Catholic Workers, Labor Unions, and Benedict XVI's Caritas in Veritate | Fr. George E. Schultze, SJ | CWR
Some Labor Day observations about the recent contract negotiations between the San Francisco Archdiocese and its unionized Catholic high school teachers
What is the responsibility of Catholic school teachers with regard to the spoken and lived representation of Catholic moral values? Pope Emeritus Benedict XVI’s 2009 encyclical Caritas in Veritate is a helpful point of departure for some Labor Day observations about the recent contract negotiations between the San Francisco Archdiocese and its unionized Catholic high school teachers. Let me preface this commentary by underscoring my own desire for Christian unity and the need for charity and truth to achieve it. Institutional structures—e.g., employee handbooks and collective bargaining agreements—require responsible institutional participants. This is the case in churches, businesses, government entities, unions, schools and, in a less formal case, families.

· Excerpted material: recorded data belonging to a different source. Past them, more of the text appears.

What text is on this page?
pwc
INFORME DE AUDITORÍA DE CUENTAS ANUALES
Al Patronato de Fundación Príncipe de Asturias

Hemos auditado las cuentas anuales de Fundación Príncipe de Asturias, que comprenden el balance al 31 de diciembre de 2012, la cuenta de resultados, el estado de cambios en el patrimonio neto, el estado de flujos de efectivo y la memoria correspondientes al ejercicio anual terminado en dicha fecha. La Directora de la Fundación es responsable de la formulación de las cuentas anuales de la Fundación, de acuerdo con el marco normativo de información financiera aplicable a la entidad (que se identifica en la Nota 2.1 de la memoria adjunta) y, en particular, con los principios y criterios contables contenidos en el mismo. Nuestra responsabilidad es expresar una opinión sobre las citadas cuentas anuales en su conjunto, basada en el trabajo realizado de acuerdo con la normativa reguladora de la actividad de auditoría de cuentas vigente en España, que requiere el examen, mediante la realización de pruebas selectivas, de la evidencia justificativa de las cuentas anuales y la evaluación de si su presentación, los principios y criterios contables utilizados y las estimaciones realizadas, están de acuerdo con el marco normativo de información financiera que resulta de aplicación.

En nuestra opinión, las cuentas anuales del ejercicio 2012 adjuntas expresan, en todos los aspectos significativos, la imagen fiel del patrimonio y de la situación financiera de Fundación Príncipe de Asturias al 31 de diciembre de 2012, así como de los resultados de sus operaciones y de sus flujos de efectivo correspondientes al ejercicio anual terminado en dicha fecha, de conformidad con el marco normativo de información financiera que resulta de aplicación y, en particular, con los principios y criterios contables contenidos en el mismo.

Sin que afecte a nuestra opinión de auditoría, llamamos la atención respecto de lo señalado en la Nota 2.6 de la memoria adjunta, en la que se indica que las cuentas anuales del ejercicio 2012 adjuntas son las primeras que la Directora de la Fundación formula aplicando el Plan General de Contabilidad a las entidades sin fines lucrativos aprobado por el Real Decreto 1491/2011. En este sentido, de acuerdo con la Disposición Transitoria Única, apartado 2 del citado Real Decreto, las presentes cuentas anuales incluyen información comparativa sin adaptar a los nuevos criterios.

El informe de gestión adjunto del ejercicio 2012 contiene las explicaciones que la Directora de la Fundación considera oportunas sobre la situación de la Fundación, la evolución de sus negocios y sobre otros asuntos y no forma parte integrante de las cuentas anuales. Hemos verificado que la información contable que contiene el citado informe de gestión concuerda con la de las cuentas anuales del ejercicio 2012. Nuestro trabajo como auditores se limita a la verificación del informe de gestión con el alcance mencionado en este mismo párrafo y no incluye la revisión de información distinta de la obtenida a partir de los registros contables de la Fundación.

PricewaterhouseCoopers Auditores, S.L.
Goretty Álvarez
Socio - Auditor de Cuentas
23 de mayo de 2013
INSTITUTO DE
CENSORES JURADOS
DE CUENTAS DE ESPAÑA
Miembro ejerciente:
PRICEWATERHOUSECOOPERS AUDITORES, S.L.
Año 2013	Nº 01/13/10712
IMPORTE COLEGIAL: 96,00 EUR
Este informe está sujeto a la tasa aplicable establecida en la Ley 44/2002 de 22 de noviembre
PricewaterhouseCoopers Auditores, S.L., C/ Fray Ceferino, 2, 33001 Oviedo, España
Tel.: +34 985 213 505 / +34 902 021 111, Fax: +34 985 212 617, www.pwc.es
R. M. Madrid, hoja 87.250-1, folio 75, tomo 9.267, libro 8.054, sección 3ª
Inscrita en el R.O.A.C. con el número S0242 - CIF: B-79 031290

Caritas in Veritate means “charity in truth”; in effect, to believe that “God is Eternal Love” and “Absolute Truth” means that charity and truth are inexorably linked. Pope Benedict XVI teaches that we discover truth within the foundational awareness of charity, and charity can authentically occur only within the presence of truth. The Church must necessarily speak on social questions such as the right to life, the family, marriage, racism, immigration, and work life as part of its mission, and therefore the teaching of Catholic morality at its schools and other institutions will always address the lives of Catholics and all men and women of good will.
How do Catholics fully become the people God calls them to be? How do they help others to achieve that same end? Caritas in Veritate begins by stating, “Each person finds his good by adherence to God’s plan for him, in order to realize it fully: in this plan, he finds his truth, and through adherence to this truth he becomes free (cf. Jn 8:22)”. Catholics are taught that each person has a call and, while others may not believe in God, we recognize by our common humanity that every person has human dignity and a purpose in his or her life.
Truth and charity
In the first few paragraphs of Caritas in Veritate, Benedict XVI points out that unfortunately, in this era, “charity” has often lost its meaning because it is detached from God’s love, and truth has become relative for many men and women. Modernists—the intellectual pace setters for culture—mistakenly believe that love is what people decide it is based on their autonomous feelings, and that the only “truth” is one’s own ego and desires, or, in other words, the absence of objective truth.